28. Sep. 2019–11. Jan. 2020

Kuratiert von Nikita Yingqian Cai und Xiaoyu Weng

Teilnehmende Künstler*innen: Chang Wen-Hsuan, Dachal Choi, Chitra Ganesh, Jane Jin Kaisen, Iris Kensmil, Sylbee Kim, Mai Ling, Laura Huertas Millán, Sara Modiano, Mai-Thu Perret, Thao Nguyen Phan, Arin Rungjang, Shen Xin, Trinh T. Minh-ha, Evelyn Taocheng Wang, Wang Zhibo, Luka Yuanyuan Yang & Carlo Nasisse, Mia Yu

Als Minh-ha 1989 ihren bedeutenden Text Woman, Native, Other: Writing Postcoloniality and Feminism veröffentlichte, waren einige der turbulenten und transformativen Ereignisse der jüngeren Weltgeschichte noch nicht geschehen – das Ende des Kalten Kriegs etwa, das sogenannte ostasiatische Wunder und die aggressivere globale Ausbreitung der identitären Bewegung. Aber Minh-ha hatte bereits eine nichtdualistische Auffassung von Frauen vorgeschlagen, indem sie feststellte: »Die Vorstellung von zwei scheinbar geschiedenen Identitäten, eine: die Ethnie und die andere: die Frau (oder genauer gesagt: das biologische Weibchen), hat wieder einmal an dem euro-amerikanischen System der dualistischen Logik teil und an seiner Jahrhunderte alten Taktik des ›Teile und Herrsche‹.«[i] Und ihre Kritik der Paradigmen westlicher akademischer Diskurse klingt im heutigen Umfeld sozialpolitischer Konflikte radikal und prophetisch zugleich. [i] Woman, Native, Other. Postkolonialität und Feminismus schreiben. Aus dem Amerikanischen von Kathrina Menke. Hrsg. und mit einer Einleitung versehen von Anna Babka, unter Mitarbeit von Matthias Schmidt. Wien: Turia & Kant 2010, S. 184.

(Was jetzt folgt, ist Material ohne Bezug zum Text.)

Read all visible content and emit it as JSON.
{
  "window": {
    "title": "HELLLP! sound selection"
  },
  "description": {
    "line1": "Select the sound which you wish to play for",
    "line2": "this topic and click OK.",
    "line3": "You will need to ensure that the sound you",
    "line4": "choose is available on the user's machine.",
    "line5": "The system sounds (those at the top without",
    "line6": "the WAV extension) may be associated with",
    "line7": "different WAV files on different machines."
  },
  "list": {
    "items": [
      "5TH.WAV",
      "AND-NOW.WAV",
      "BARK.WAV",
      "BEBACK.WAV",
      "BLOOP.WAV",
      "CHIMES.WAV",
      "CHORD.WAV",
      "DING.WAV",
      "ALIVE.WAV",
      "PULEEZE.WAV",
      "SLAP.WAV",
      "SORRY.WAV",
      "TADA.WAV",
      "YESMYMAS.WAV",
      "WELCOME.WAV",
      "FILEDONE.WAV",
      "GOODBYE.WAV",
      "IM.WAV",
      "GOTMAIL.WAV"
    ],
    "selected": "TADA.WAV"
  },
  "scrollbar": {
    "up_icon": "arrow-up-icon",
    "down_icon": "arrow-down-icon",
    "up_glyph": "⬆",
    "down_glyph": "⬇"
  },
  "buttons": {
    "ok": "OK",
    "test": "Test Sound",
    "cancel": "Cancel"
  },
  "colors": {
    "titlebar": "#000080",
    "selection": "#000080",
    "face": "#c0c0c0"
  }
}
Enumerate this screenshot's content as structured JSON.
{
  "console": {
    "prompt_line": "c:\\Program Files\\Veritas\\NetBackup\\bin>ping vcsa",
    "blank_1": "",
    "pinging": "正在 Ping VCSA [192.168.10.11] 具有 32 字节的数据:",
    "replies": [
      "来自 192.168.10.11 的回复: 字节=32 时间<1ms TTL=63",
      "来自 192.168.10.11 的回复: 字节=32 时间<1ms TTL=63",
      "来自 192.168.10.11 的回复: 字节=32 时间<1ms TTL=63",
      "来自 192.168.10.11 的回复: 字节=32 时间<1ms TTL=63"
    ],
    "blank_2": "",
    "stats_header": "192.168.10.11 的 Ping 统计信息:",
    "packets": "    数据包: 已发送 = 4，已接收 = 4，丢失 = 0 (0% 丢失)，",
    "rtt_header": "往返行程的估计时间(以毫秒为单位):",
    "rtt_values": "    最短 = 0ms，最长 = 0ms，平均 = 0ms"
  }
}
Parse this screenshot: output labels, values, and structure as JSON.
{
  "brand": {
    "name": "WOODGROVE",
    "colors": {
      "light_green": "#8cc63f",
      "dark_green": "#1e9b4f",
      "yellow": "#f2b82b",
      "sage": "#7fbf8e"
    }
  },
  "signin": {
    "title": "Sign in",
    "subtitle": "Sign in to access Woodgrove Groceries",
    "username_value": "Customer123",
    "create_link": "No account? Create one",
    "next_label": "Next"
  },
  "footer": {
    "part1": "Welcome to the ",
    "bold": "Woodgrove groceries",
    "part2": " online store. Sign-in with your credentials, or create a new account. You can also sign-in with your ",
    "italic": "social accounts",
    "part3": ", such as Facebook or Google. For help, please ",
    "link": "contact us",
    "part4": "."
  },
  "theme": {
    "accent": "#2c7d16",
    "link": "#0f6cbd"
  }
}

Die Ausstellung im Times Art Center Berlin nimmt ihren Ausgangspunkt im konzeptuellen Reenactment von Werken und Archiven der Künstlerinnen Theresa Hak Kyung Cha (1951– 1982), Pan Yuliang (1895–1977) und Trinh T. Minh-ha (* 1952). Alle drei inspirierten Künstler*innen, Schriftsteller*innen, Kulturschaffende und Intellektuelle verschiedener Generationen dazu, ihre eigenen Weltbilder zu entwerfen und zu verwirklichen. Ausgehend von einer fiktiven Begegnung der drei Protagonistinnen im Jahr 1979, erzählt die Ausstellung Geschichten von Frauen, die nach ihren künstlerischen Stimmen suchen und deren Identitäten sie verfolgen und gleichzeitig zu mehr Selbstbestimmung verhelfen – unabhängig von ihren unterschiedlichen kulturellen, geografischen und historischen Hintergründen. Die Frage lautet, ob wir es uns erlauben können zu sagen: Wir sind auch Yuliang, Theresa und Minh-ha, und ob es zwischen ihnen – trotz ihrer unterschiedlichen persönlichen Geschichte, kulturellen Identifikation, ideologischen Position und Geschlechtsauffassung – Empathie und emotionale Resonanz hätte geben können.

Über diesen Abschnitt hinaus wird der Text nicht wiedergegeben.